Review: ‘Set the Night on Fire’ by Libby Fischer Hellmann

SET THE NIGHT ON FIRE

By Libby Fischer Hellmann

Allium, 364 pages, $24.99

Updated: August 4, 2011 4:20PM



Libby Fischer Hellmann’s new novel probably is titled Set the Night on Fire not only to attract Doors fans but also because Sins of the Father has been overused.

The bodies start piling up from the opening pages of Hellmann’s seventh novel overall, and first that doesn’t involve Georgia Davis or Ellie Foreman. Someone is out to bury the past, apparently orchestrating the murders of three 1960s activists, with the son of one victim as collateral damage. The plot quickly focuses on Lila, the young woman whose father and twin brother were killed in a house fire. This whip-smart, determined survivor isn’t sure how the “accidental” fire started, and her suspicions mount when someone seems hellbent on her destruction.

Then Hellmann, a North Shore-based crime-fiction writer who clearly has gone to school on — or experienced firsthand — radical Chicago politics during the Vietnam era, abruptly shifts gears with a 134-page flashback to the turbulent ’60s.

Six self-styled revolutionaries, most of whom met at the University of Michigan, inhabit a loft in the Old Town neighborhood.

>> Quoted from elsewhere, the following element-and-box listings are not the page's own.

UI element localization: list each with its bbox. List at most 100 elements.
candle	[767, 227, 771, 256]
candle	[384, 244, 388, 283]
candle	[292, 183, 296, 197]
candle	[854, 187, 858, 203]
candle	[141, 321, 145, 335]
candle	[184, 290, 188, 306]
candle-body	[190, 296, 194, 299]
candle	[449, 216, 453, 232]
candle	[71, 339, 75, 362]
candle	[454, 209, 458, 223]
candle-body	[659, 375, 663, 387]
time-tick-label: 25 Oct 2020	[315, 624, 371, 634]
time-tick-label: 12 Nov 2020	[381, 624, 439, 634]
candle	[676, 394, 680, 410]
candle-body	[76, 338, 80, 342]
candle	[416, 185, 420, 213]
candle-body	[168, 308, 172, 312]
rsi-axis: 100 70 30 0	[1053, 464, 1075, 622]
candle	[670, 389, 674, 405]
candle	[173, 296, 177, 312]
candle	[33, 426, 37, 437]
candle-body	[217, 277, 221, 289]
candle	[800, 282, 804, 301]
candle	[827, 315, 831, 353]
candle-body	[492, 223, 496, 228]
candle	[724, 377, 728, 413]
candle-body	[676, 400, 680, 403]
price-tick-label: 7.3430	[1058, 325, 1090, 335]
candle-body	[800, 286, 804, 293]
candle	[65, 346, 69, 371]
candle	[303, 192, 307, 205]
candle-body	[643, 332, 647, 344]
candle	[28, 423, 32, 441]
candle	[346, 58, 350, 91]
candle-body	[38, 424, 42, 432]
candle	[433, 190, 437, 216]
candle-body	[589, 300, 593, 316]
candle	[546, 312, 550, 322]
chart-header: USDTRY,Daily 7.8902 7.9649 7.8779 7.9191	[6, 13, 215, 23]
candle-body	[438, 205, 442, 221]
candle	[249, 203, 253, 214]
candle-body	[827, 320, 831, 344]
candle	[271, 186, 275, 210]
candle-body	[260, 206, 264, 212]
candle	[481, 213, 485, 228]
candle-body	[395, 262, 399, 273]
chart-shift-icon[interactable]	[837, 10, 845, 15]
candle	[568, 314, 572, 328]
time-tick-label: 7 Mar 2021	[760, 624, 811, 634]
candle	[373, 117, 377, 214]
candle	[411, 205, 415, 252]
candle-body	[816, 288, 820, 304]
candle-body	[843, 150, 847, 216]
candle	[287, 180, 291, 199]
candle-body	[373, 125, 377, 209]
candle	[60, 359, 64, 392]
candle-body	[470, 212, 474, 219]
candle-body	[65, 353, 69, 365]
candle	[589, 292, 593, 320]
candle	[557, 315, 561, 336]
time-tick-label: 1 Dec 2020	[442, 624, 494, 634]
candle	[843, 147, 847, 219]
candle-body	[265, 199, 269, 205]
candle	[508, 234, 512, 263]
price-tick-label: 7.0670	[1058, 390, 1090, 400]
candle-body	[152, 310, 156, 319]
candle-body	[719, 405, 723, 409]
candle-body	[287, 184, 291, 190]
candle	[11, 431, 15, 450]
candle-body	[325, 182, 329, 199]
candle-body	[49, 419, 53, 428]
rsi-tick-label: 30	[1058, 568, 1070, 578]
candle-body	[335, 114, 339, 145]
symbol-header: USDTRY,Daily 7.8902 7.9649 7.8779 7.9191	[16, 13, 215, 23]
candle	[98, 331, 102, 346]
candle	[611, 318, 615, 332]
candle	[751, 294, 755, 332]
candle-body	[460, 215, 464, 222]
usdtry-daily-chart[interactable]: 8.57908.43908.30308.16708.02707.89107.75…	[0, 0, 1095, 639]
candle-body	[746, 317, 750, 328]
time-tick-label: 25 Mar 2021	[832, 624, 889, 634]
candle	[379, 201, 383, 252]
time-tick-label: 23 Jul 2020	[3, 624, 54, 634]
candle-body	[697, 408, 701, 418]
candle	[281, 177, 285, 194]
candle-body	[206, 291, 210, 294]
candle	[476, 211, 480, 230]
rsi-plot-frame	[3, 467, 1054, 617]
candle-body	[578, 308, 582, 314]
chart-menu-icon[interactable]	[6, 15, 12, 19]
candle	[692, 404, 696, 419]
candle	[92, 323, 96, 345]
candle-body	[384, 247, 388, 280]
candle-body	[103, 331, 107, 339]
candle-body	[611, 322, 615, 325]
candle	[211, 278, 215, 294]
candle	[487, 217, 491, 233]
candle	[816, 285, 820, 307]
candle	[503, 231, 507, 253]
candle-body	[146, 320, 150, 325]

There they smoke pot, listen to “underground” radio and avoid adulthood as they fine-tune their plans for ending the war and overthrowing the capitalist pigs.

By the time the six friends predictably crash and burn, you’re wondering if poor Lila and Dar, her knight in Salvation Army armor who was one of the Old Town six, are still above ground. And yes, they reemerge to be relentlessly chased, pummeled and terrified.

Hellmann, who teased readers with a bus full of suspects in her previous novel, Doubleback, narrows the list considerably this time. But things become obvious to the reader long before the otherwise intelligent heroes get a clue.

Hellmann is cruel to the horribly misguided ’60s idealists, but the greedy, power-mad strivers of present day fare even worse. The best a reader can expect is that a ray of hope will sugarcoat the gloom of wasted lives. Meanwhile, the tension will keep you turning the pages.